I think that both the writing and the directing by Justin Tipping were tremendous in this film. There never seemed to be much of an agenda being forcefully pushed onto the audiences through the stories or the characters. Instead we’re witnessing the development of a boy discovering and navigating through the realities of masculinity in his own social context. If you’re like me, you’ll be intrigued and maybe even fascinated with the sneaker culture, perception of manhood and the great lengths taken to achieve it. On a more technical side, Tipping also includes some great symbolism through use of the other character in this film, the Astronaut. It wasn’t too deep of a metaphorical symbol, but it was powerfully effective in its representation. (You’ll see what I mean in the film.)

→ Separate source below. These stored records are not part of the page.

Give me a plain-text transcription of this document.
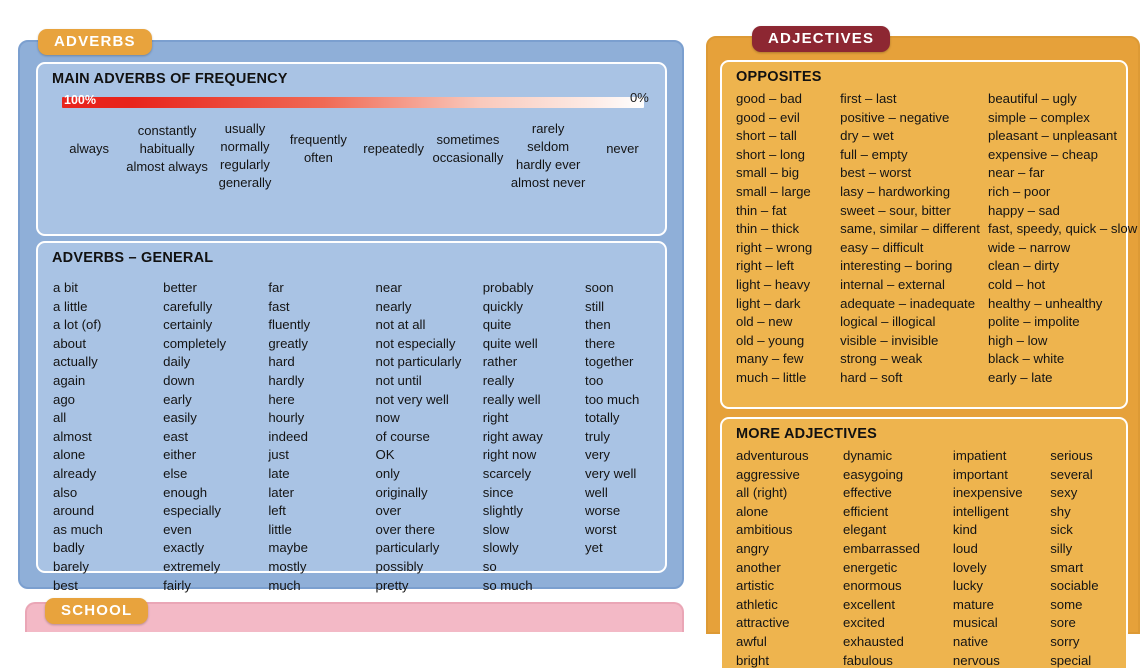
MAIN ADVERBS OF FREQUENCY
100%	0%
always
constantly
habitually
almost always
usually
normally
regularly
generally
frequently
often
repeatedly
sometimes
occasionally
rarely
seldom
hardly ever
almost never
never
ADVERBS – GENERAL
a bit
a little
a lot (of)
about
actually
again
ago
all
almost
alone
already
also
around
as much
badly
barely
best
better
carefully
certainly
completely
daily
down
early
easily
east
either
else
enough
especially
even
exactly
extremely
fairly
far
fast
fluently
greatly
hard
hardly
here
hourly
indeed
just
late
later
left
little
maybe
mostly
much
near
nearly
not at all
not especially
not particularly
not until
not very well
now
of course
OK
only
originally
over
over there
particularly
possibly
pretty
probably
quickly
quite
quite well
rather
really
really well
right
right away
right now
scarcely
since
slightly
slow
slowly
so
so much
soon
still
then
there
together
too
too much
totally
truly
very
very well
well
worse
worst
yet
OPPOSITES
good – bad
good – evil
short – tall
short – long
small – big
small – large
thin – fat
thin – thick
right – wrong
right – left
light – heavy
light – dark
old – new
old – young
many – few
much – little
first – last
positive – negative
dry – wet
full – empty
best – worst
lasy – hardworking
sweet – sour, bitter
same, similar – different
easy – difficult
interesting – boring
internal – external
adequate – inadequate
logical – illogical
visible – invisible
strong – weak
hard – soft
beautiful – ugly
simple – complex
pleasant – unpleasant
expensive – cheap
near – far
rich – poor
happy – sad
fast, speedy, quick – slow
wide – narrow
clean – dirty
cold – hot
healthy – unhealthy
polite – impolite
high – low
black – white
early – late
MORE ADJECTIVES
adventurous
aggressive
all (right)
alone
ambitious
angry
another
artistic
athletic
attractive
awful
bright
dynamic
easygoing
effective
efficient
elegant
embarrassed
energetic
enormous
excellent
excited
exhausted
fabulous
impatient
important
inexpensive
intelligent
kind
loud
lovely
lucky
mature
musical
native
nervous
serious
several
sexy
shy
sick
silly
smart
sociable
some
sore
sorry
special
ADVERBS	ADJECTIVES
SCHOOL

What was even better was that we’re not isolated to just one perspective throughout the film. When we’re exposed to some of the other character’s points of view, the scope of the film not only changes, but it also challenges your preconceived notions of the characters themselves. This certainly helps the movie evolve into something much deeper than the simplistic portrayal that the trailer suggests.
The film also doesn’t hold back in regards to its vulgarity, drug use, and violence. (Parents be advised) It’s as “real” as it gets in how it portrays a small glimpse of potential inner city culture. What can be appreciated in this genuine depiction is that it encompasses a blend of drama, comedy, and even some action.
Jahking Guillory (plays “Brandon”) does a wonderful job of showing the transition to “manhood” in this story. (He’s definitely got a bright future) Kofi Siriboe (Flaco) also showed off his acting chops by displaying a character that wasn’t as one-dimensional as many may think. The rest of the supporting cast such as Mahershala Ali, Christopher Jordan Wallace and Christopher Meyer also gave meaningful performances that add on to the multiple layers of this film.
I’ve got nothing…
The movie Kicks probably gives new meaning to “Shoes Make the Man”. I’ll be the first to admit that when I initially started watching this, I was rolling my eyes at the level of adoration the main character had over just a pair of shoes. However, the more you watch the film, the more it challenges you to break free of your own social context. I think it’s also important that if you’re not familiar with life of the inner city, or the sneaker culture, then go into this film with a very open mind. It is not a representation of all minorities in the inner city. It’s not a bunch of stereotypes being portrayed either.
Kicks shows a lot of heart even in the midst of the turmoil that can plague an impoverish community. So what I appreciated was how this movie reminds you that those shoes, those ideals of masculinity, and the means they go through to obtain them all are simply a part of their reality.
If I had to compare this movie to others, I’d say it’s a combination of Dope + Menace II Society + Boyz N The Hood. It’s a phenomenal movie that I think exceeds expectations. In my opinion, Kicks is one of the best movies you probably haven’t heard about until now. Go see it however you can.